Uzbekistan will implement a new mechanism for marketplaces through a system of bonded warehouses on an experimental basis from 2026 to 2028, allowing customs duties to be paid only when goods are actually sold to consumers. This measure, presented to President Shavkat Mirziyoyev, aims to attract at least $500 million in investment and increase the share of e-commerce in the country’s retail turnover to 11 %.
The need for reforms is driven by rapid sector growth: over the past eight years, e-commerce volume in the republic has increased 20-fold, reaching $1.3 billion. To date, this sector has created 750,000 high-income jobs for self-employed individuals, and the budget receives about 200 billion soums in annual tax revenues. However, the current share of e-commerce in Uzbekistan’s retail is only 4.6 %, five times lower than the global average.
Industry development is hampered by a severe infrastructure deficit. Of the existing 634,000 square meters of warehouse space, only 34 % meet modern “Class A” standards, with most capacity concentrated in the capital region. According to expert estimates, the country will need an additional 2.5 million square meters of modern warehouses over the next five years to ensure sustainable growth, requiring active involvement of major international marketplaces.

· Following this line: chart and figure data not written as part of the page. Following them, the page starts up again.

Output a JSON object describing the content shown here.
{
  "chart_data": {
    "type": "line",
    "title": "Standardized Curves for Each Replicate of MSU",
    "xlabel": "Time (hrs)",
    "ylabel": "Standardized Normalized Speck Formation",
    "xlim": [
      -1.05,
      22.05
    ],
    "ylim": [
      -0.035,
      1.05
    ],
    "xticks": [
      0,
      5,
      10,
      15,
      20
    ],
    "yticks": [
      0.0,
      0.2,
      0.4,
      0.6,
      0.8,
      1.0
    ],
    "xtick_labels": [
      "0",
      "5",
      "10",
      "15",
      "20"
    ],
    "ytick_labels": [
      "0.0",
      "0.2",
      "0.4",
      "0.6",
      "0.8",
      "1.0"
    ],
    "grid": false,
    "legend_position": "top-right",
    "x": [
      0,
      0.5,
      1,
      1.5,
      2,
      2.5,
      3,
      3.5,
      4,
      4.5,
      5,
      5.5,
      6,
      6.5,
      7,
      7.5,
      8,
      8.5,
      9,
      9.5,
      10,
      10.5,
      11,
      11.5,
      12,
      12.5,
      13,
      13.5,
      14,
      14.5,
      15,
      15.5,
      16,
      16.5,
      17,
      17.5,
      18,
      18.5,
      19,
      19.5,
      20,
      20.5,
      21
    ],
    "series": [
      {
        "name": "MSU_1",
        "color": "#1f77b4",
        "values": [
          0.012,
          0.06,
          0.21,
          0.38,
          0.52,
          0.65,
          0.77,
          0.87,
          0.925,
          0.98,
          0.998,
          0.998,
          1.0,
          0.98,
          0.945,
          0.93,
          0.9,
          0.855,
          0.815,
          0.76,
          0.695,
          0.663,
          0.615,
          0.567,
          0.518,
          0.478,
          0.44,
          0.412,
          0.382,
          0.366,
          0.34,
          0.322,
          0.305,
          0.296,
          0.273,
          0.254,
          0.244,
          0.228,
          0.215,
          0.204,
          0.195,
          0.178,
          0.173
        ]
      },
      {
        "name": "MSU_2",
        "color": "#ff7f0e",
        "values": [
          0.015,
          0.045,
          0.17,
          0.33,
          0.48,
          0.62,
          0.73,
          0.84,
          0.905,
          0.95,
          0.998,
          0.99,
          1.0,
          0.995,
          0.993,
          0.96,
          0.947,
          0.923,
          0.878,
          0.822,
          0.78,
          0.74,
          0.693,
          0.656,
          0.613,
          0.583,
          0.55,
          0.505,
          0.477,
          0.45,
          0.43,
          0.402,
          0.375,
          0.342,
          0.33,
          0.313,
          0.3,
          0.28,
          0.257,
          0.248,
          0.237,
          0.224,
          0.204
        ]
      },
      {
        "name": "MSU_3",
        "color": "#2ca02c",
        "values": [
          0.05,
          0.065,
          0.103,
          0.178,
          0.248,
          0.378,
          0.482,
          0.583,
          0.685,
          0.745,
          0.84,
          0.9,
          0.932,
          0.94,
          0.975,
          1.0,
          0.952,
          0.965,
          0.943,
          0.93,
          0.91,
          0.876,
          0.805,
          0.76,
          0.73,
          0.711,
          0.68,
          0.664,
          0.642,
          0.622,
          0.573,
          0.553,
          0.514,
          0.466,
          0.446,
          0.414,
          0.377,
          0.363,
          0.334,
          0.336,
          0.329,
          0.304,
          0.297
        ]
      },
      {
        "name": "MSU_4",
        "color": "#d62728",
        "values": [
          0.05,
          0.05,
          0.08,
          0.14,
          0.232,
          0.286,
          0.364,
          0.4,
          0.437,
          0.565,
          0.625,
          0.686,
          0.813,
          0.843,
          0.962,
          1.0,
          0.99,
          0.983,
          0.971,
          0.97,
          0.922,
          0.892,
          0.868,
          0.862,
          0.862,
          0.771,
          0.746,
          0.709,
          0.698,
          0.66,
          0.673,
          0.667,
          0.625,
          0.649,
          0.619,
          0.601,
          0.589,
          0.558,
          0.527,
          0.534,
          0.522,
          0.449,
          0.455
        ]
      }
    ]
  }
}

The new operational model, based on the cycle “import – bonded warehouse – trading platform – consumer,” involves deep integration of digital systems with tax and customs databases. This infrastructure is expected to not only simplify imports but also serve as a driver for domestic producers, enabling them to reduce logistics costs and enhance the competitiveness of Uzbek exports in foreign markets. Following the presentation, the head of state instructed responsible officials to create a maximally transparent environment for digital platform activities.